Pressebericht 
Ingrid Huxholl malt aus Leidenschaft
 
09.09.2007
D 27305 Bruchhausen-Vilsen
Ausstellung

"Das ist echt schade" bedauerte ein Besucher die, in einer Krankheit begründete Abwesenheit von Ingrid Huxholl, anläßlich ihrer ersten Einzelausstellung. Hierin drückte sich aus, dass nicht nur die Bilder der Malerin aus Hoya beliebt sind, sondern insbesondere auch der Mensch Ingrid Huxholl selbst. Stellvertretend begrüßte deshalb ihr Gatte zusammen mit dem Vorsitzenden des Kunstvereins ART-Projekt, Gert Schröder, die zahlreichen Kunstinteressierten und Freunde.

Schon als kleines Kind, auf dem Schoß des Großvaters, spielte Huxholl mit Bleistift, Pinsel und Farben. Kein Wunder, denn sie stammt aus der alten holländischen Malerfamilie "Lewin". Diesen Bezug hat sie zeitlebens nie vergessen und signiert deshalb heute noch mit "IL". Doch das Leben gestattete ihr nicht, ihr ganzes Leben der Kunst zu widmen. Wie der Lebenslauf für viele Frauen, führte auch sie die Notwendigkeit zunächst in die Berufswelt als "Schauwerbegestalterin" und anschließend in den Fulltimejob "Ehefrau und Mutter". Dennoch verlor sie ihre verwurzelte Leidenschaft zur Malerei nie. Immer wieder griff sie zur Palette. Nun, da die Kinder erwachsen und der Ehegatte zur häuslichen Mitverwaltung erzogen sind, findet sie wieder mehr Zeit, ihrer Passion zu fröhnen. Die Begegnung mit der russischen Malerin Nadya Hauswald entfachte ihr Feuer heftig und zusammen mit ihr wuchs der Verbrauch an Papier und Leinwand rapide.

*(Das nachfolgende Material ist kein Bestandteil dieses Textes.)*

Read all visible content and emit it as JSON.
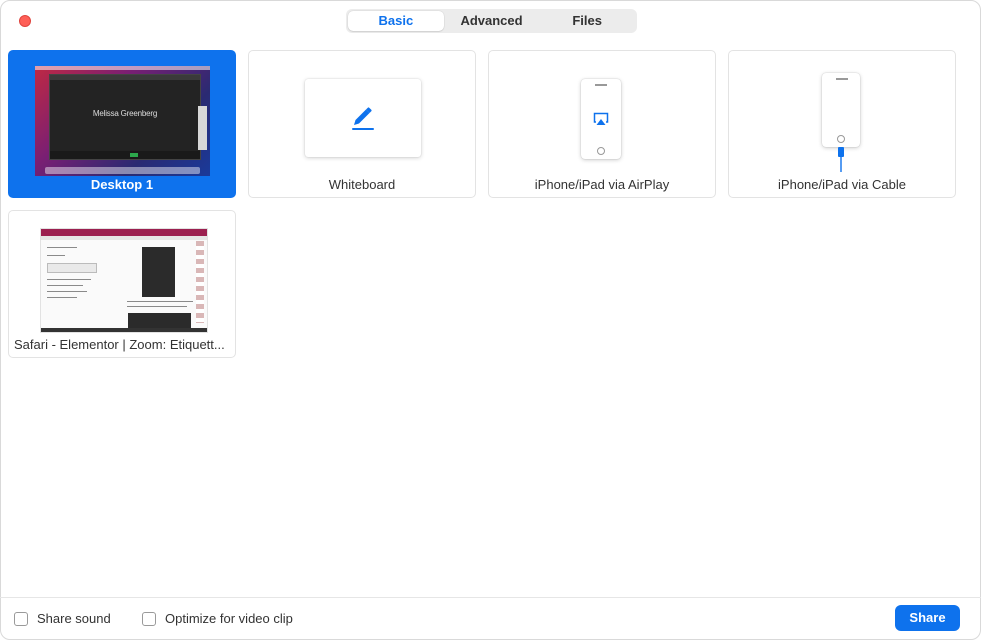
{
  "tabs": [
    {
      "label": "Basic",
      "active": true
    },
    {
      "label": "Advanced",
      "active": false
    },
    {
      "label": "Files",
      "active": false
    }
  ],
  "tiles": {
    "desktop": {
      "label": "Desktop 1",
      "thumbnail_text": "Melissa Greenberg",
      "selected": true
    },
    "whiteboard": {
      "label": "Whiteboard",
      "icon": "pencil-icon"
    },
    "airplay": {
      "label": "iPhone/iPad via AirPlay",
      "icon": "airplay-icon"
    },
    "cable": {
      "label": "iPhone/iPad via Cable",
      "icon": "cable-icon"
    },
    "safari": {
      "label": "Safari - Elementor | Zoom: Etiquett..."
    }
  },
  "footer": {
    "share_sound": "Share sound",
    "optimize_video": "Optimize for video clip",
    "share_button": "Share"
  },
  "colors": {
    "accent": "#0e72ed",
    "close": "#fe5f57"
  }
}
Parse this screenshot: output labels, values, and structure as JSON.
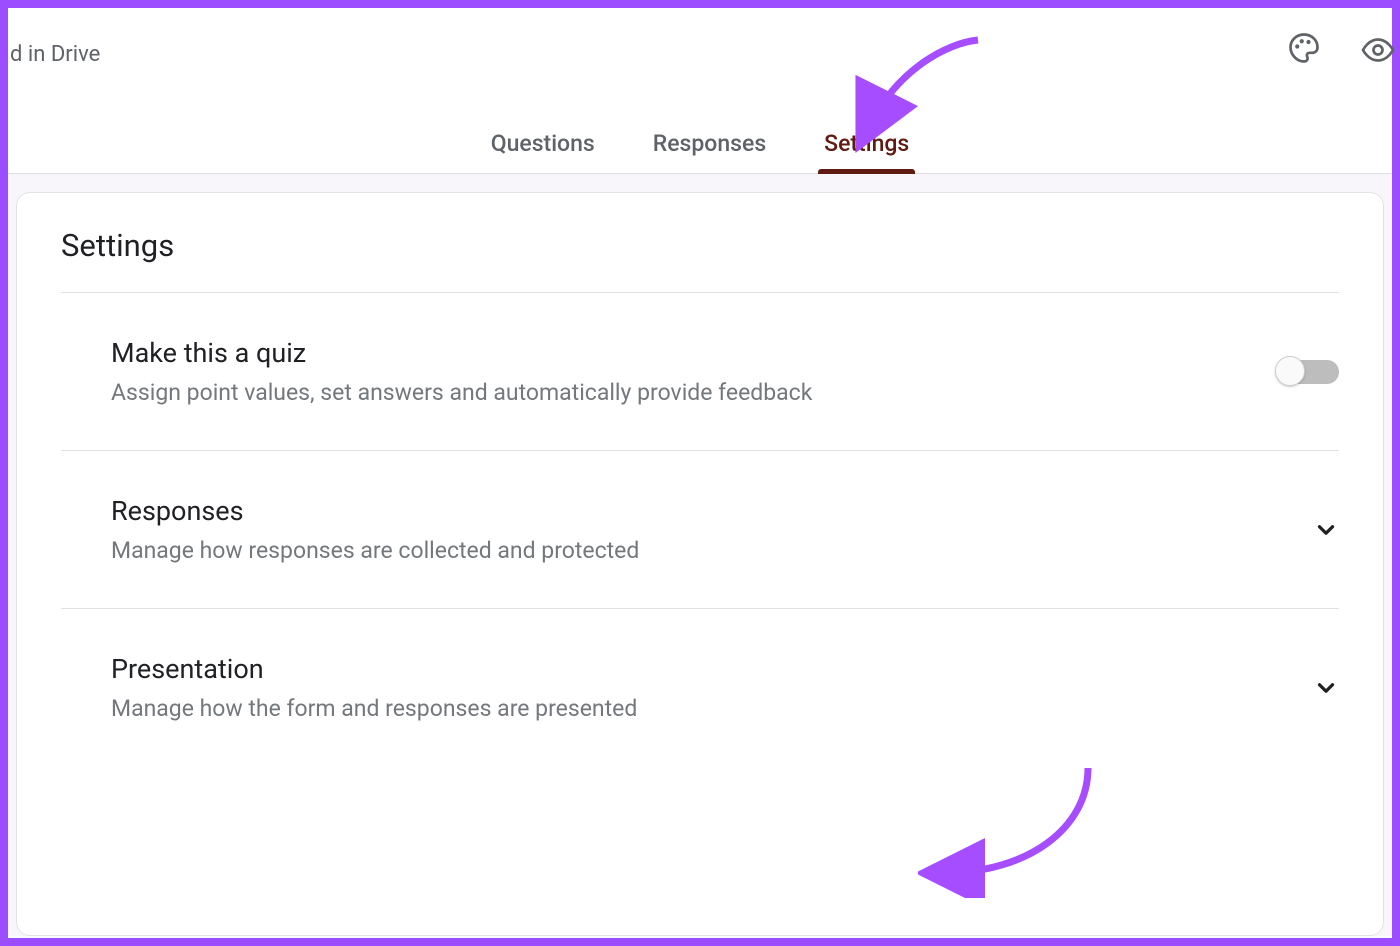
{
  "header": {
    "drive_text": "d in Drive"
  },
  "tabs": {
    "questions": "Questions",
    "responses": "Responses",
    "settings": "Settings"
  },
  "card": {
    "title": "Settings",
    "sections": {
      "quiz": {
        "title": "Make this a quiz",
        "desc": "Assign point values, set answers and automatically provide feedback",
        "enabled": false
      },
      "responses": {
        "title": "Responses",
        "desc": "Manage how responses are collected and protected"
      },
      "presentation": {
        "title": "Presentation",
        "desc": "Manage how the form and responses are presented"
      }
    }
  },
  "colors": {
    "annotation": "#a64dff"
  }
}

Wissbegierig saugt sie alles in sich ein und experimentiert in verschiedenen Stilrichtungen, Themen und Materialien. Das Ergebnis ist, wie der Titel der Ausstellung auch aussagt "Facettenreich". Trotz dieses Sammelns an Erfahrungen zeichnen sich ganz persönliche Qualitäten und Talente deutlich ab. Eine besonders enge Beziehung drückt sich in der beeindruckenden Feinheit und Vielfalt von hellen Farben ab. Diese typisch weibliche Farbsensibilität liegt sicherlich auch in ihrer persönlichen Zartheit und Feinfühligkeit begründet. Hierzu gesellt sich eine darstellischer Unbekümmertheit, welche Huxholl eindrucksoll mit der feinen Spachtel und einer inneren und technischen Leichtigkeit gefühlvoll auf die Leinwand bannt. Dies kann besonders auf dem Bild "Seebrücke" beobachtet werden, welches den Betrachter durch eine freundliche Leichtigkeit anspricht.

Die Ausstellung ist noch bis zum 09. November in der Klostermühle Heiligenberg zu bewundern.